Rath looked around to see if perhaps Sgrios had come back during their exchange. He hadn’t. He watched as Reultan and Díon checked the bodies of the traitors. He questioned his brother, “Reultan, are they dead?”
“Oh yeah. Very. Remind me to never piss off that wolf.”
“How many are there? I can’t see well from here.”
“Seven in the initial attack. I am a lover not a fighter, but even to me his combat skills are inspiring.”
Rath wasn’t very good at empathy, but he could easily feel Reultan’s sense of awe. “How so?” Rath was glad to have a distraction.
“He is efficient. Each kill was quick and precise. The first had his throat torn out. There’s one with a broken neck. The two Sgrios took down with bolas have slit throats. And this one—" Reultan stood over a very gory body. “I take back the precise comment. I don’t know what he did, or with what weapons, but the man’s chest is ripped open. I think his heart was torn out.” The last two were almost twenty feet past the other victims.
“What of them?”
“Knife to the back of the neck. The two wounds are exactly the same, entering deeply at the base of the skull. They never knew what hit them and there was no time for them to heal themselves.” He turned and walked back to join the others. “That is one scary wolf.”
Reultan went to Rath’s side without looking at Dàn. “Díon and I can begin healing you while we wait for Sgrios.”
Rath shook his head. Reultan was his brother, and it was natural for him to offer to heal him first, but Dàn was more critical. Dàn first, he said silently.
“I’m sorry, Rath.” Reultan said gently after a short pause to look Dàn’s way. “Dàn’s dead.”
* * *
Shortly after Hope gave the wolf anesthesia, the terrible crashing storm lessened, allowing them to concentrate on the animal’s injuries. Only a few minutes later, the night was completely calm. At first Hope welcomed the sudden drastic change in the weather, but then it took on an eerie feel... almost surreal, supernatural.

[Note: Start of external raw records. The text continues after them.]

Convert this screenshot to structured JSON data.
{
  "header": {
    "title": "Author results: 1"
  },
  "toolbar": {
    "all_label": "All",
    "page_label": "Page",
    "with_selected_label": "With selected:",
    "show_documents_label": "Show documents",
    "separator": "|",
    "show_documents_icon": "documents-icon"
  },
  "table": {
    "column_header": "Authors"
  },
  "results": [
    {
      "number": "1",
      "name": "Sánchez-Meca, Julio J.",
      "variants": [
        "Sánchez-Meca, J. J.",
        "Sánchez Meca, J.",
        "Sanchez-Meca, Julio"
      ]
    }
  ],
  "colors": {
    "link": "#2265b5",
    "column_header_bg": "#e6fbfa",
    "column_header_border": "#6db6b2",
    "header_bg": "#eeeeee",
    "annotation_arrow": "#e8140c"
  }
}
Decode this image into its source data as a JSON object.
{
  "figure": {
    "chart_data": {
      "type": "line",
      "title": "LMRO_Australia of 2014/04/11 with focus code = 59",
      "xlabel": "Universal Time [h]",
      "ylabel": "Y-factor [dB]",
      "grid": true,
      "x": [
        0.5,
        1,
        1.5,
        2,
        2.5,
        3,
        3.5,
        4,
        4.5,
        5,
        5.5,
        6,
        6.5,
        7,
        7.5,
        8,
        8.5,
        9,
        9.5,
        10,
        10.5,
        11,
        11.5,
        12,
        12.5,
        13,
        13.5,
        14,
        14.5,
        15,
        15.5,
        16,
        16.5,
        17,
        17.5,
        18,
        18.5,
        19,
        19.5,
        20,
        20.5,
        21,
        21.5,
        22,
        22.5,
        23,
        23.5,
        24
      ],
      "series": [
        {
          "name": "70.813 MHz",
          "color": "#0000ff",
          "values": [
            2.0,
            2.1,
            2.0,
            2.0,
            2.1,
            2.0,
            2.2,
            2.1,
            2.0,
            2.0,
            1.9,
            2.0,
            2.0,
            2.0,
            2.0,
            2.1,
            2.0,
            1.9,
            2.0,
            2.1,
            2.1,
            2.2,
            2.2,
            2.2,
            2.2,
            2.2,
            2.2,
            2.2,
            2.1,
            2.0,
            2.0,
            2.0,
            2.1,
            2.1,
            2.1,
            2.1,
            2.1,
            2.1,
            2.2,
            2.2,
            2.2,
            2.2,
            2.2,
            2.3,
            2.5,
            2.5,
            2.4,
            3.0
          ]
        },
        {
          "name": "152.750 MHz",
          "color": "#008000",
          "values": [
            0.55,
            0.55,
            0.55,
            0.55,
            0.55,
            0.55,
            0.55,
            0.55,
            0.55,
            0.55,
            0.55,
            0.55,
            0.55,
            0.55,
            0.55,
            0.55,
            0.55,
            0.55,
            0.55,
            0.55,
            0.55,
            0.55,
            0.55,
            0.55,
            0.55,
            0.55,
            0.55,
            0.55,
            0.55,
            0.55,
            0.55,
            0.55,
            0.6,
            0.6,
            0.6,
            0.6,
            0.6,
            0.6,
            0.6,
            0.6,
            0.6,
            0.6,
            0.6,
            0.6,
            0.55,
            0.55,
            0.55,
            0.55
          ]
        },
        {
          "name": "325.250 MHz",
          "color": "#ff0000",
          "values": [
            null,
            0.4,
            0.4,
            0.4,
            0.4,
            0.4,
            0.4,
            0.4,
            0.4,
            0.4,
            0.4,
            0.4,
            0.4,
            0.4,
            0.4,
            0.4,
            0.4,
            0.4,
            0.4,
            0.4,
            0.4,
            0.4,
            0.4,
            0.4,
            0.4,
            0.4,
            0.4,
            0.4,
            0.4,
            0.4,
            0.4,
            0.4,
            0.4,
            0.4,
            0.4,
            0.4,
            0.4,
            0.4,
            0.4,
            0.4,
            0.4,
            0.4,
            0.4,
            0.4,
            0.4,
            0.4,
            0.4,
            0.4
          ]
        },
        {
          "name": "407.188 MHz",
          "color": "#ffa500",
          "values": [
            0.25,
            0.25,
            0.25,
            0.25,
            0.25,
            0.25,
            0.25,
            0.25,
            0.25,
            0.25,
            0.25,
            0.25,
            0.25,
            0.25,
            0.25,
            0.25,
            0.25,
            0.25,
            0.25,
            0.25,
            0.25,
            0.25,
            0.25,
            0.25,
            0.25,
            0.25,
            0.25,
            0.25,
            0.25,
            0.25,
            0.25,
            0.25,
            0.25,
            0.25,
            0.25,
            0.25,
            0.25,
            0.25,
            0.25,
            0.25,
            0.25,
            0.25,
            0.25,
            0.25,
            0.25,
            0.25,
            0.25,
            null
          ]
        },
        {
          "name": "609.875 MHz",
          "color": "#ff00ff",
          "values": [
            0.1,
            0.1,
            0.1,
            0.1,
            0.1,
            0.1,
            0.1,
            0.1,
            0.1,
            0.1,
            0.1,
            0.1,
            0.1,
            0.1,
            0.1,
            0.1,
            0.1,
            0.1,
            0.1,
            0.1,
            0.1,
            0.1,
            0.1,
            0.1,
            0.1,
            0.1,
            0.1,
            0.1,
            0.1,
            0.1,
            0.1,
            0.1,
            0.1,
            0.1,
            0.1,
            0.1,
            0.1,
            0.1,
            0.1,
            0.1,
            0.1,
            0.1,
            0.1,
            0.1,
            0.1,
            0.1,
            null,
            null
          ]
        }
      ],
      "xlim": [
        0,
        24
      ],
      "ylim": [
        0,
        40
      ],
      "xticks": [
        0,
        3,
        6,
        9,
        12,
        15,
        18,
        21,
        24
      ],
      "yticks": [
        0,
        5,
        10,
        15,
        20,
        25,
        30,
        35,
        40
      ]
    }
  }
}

Although the quiet should have allowed Hope to control her nerves and focus on the surgical repairs necessary to save the wolf’s life, she ended up asking Steve to find a radio to provide background noise. Somehow the noise made an abnormal situation to at least seem believable. Here she was stitching up a wolf that shouldn’t be here with injuries that were too terrible to imagine. The weather seemed to be out of control, and her mind kept drifting back to thoughts of werewolves. The Eagles’ One of these Nights played quietly in the background.